Cudkowicz, M.E., Shefner, J.M., Schoenfeld, D.A., et al. (2006) Trial of Celecoxib in Amyotrophic Lateral Sclerosis. Annals of Neurology, 60, 22-31.

has been cited by the following article:

  • TITLE: The Novel cPLA2 Inhibitor AK106-001616 Has a Protective Effect on SOD1G93A-Induced Cell Death in NSC34 Murine Motor Neuron-Like Cell

    AUTHORS: Kazuki Ohuchi, Kazuhiro Tsuruma, Masamitsu Shimazawa, Junji Nakamura, Hideaki Hara

    KEYWORDS: AK106-001616, Amyotrophic Lateral Sclerosis, cPLA2, NSC34, SOD1G93A

    JOURNAL NAME: Pharmacology & Pharmacy, Vol.7 No.5, May 23, 2016

    ABSTRACT: The expression of cytosolic phospholipase A2 (cPLA2) expression is up-regulated in animal model of ALS and in patients with familial amyotrophic lateral sclerosis (fALS). Inhibition of cyclooxygenase 2 (COX2), which is a downstream enzyme of cPLA2, ameliorates the impairment of motor function in the ALS model mice.
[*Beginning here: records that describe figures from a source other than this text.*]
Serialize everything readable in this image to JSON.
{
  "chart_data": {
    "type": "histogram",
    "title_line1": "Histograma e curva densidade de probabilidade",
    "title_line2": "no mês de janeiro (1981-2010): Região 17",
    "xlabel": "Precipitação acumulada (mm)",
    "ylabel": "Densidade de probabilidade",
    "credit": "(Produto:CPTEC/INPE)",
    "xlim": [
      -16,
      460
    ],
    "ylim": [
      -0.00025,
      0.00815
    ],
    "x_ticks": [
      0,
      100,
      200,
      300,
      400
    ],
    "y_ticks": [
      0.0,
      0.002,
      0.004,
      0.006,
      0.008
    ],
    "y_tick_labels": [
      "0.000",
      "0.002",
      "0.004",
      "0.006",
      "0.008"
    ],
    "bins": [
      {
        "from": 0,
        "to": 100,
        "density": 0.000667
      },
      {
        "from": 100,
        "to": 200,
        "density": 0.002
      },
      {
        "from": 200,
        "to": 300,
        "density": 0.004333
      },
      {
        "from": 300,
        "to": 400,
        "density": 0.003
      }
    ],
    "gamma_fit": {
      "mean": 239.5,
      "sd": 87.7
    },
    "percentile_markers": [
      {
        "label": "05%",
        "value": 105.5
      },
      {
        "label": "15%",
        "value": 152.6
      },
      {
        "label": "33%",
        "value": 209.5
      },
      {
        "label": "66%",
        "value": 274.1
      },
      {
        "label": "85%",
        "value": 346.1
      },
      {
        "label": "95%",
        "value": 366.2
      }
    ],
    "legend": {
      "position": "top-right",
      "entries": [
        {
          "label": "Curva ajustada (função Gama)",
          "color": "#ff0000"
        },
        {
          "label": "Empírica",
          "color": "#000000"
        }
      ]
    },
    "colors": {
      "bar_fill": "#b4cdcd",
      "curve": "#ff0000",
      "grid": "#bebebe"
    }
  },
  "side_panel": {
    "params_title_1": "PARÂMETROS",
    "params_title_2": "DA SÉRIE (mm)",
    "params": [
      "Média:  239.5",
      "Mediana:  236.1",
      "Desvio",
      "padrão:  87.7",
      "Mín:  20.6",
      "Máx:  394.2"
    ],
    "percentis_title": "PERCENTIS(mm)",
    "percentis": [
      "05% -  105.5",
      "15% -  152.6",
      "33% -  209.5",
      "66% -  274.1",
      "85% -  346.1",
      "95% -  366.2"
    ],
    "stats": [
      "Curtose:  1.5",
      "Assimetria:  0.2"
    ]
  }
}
Therefore, the arachidonic acid cascade, including the cPLA2-COX2 pathway, is an important therapeutic target of ALS. The current study was designed to investigate the potential of AK106-001616, an inhibitor of cPLA2, in protection of motor neuron cell death induced by mutant superoxide dismutase (SOD1G93A). AK106-001616 (1 - 10 μM) protected NSC34 cells (mouse motor neuron like cells) against SOD1G93A-induced motor neuron cell death. Furthermore, aspirin, an inhibitor of COX1/2, reduced the SOD1G93A-induced motor neuron cell death at a concentration that inhibited COX2. Celecoxib, a selective COX2 inhibitor, also reduced the SOD1G93A-induced motor neuron cell death. These results suggest that the arachidonic acid cascade is important for SOD1G93A-induced motor neuron cell death and AK106-001616 has a potent neuroprotective effect against it. AK106-001616 may be a useful therapeutic agent against SOD1G93A-induced ALS.